The priestess lights incense for the Gods, and Gaius Baltar screeches outside, kicking in the hatch: "We want justice, not these stupid old Gods!" She points out, kindly, that they're having a service, but he's not interested. "Are you? But whom are you serving?" She asks him to leave, but he's off on such a tear. As the faithful scream, he defames their temple, laying waste to their worship, tearing down icons and destroying the altar, hurling Zeus and Aphrodite and Persephone to the floor. And he screams, pushing the beautiful young priestess to the floor, even as his followers join in the fray, even as the Marines arrive to take him away:
"Would you be serving Zeus? Apparently King of the Gods, who also happened to be, let me tell you, a serial rapist. Prone to giving birth out of his own forehead -- that's very likely, isn't it? -- Well, Gods? Strike me down. Oh, what are you going to do? Damn you, you ignorant witch, telling the people lies and stories. Maybe you want me to pray to Asclepius, who healed wounds with the blood of Gorgons? Or Aphrodite? Or Artemis Or any other of this rubbish? How awful! Out of the way, you hideous old witch. That's the kind of rubbish that you made! I will not be destroyed at this level! God! Haven't enough of us died already?" The question most of us would reserve until the war is at least underway, but it's Gaius: he is a drama queen. And he knows PR better than Pepsi and Coke combined.
I THINK WE ARE IN RATS' ALLEY / WHERE THE DEAD MEN LOST THEIR BONES
(Masks come off; Walls come down; every word is a Lie.)
When Bill gets to Sickbay she's already packing her stuff. "Am I that late?" No, it's not that. This ritual he's created -- we just do prayer differently, on Admiral Atheist's side of the salt -- doesn't signify, because it wasn't a treatment she was in for: just a blood test. And now they can spend the afternoon together, and play out the ritual in a better temple. "You brought a new book?" Yes. "A classic," he calls it, before admitting the truth: "My favorite." His favorite. How much time does he give her now? After the funeral, how much time is he willing to waste? Laura knows it on sight -- of course she knows it -- and exclaims happily. "Sea Rider Falcon! I haven't read it in years, I don't remember how it ends."

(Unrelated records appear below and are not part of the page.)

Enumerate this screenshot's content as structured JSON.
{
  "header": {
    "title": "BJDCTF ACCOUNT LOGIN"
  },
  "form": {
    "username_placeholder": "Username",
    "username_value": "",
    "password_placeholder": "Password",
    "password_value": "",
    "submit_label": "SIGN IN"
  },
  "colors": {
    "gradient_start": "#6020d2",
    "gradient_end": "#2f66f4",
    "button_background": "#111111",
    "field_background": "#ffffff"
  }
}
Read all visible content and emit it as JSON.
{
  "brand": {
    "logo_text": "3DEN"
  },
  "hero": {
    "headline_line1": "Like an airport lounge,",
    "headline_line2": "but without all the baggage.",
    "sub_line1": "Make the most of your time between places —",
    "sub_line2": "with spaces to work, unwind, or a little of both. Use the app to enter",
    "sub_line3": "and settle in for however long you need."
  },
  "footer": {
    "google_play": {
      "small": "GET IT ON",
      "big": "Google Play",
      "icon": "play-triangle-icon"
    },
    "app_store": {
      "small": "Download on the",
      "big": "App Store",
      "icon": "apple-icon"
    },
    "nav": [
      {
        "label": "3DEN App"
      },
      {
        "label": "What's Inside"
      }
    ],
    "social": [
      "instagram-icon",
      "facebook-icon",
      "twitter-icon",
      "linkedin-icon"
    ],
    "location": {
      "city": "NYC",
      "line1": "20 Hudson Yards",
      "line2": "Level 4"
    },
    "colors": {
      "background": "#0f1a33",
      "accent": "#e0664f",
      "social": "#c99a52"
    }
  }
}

Neither does Bill; he never read the ending. Bill doesn't do endings. He lets things fade, or blows them up in a drunken crazy spree, but he can't sit quietly through endings. He feels them too much; he destroys his favorite things when he's forced into endings, he bitches about the protocol of funerals, he speaks with the dead every single year, but Bill doesn't do endings. Not when he loves. Bill Adama is asking a woman to share a new frontier with him: an ending, to his favorite story. His favorite story ever, he is willing to build cabins in its end, for her. With her, alone. And of course, Laura doesn't get it. "You're kidding. It's your favorite!" He smiles sweetly, his eyes alive: Yes. It is.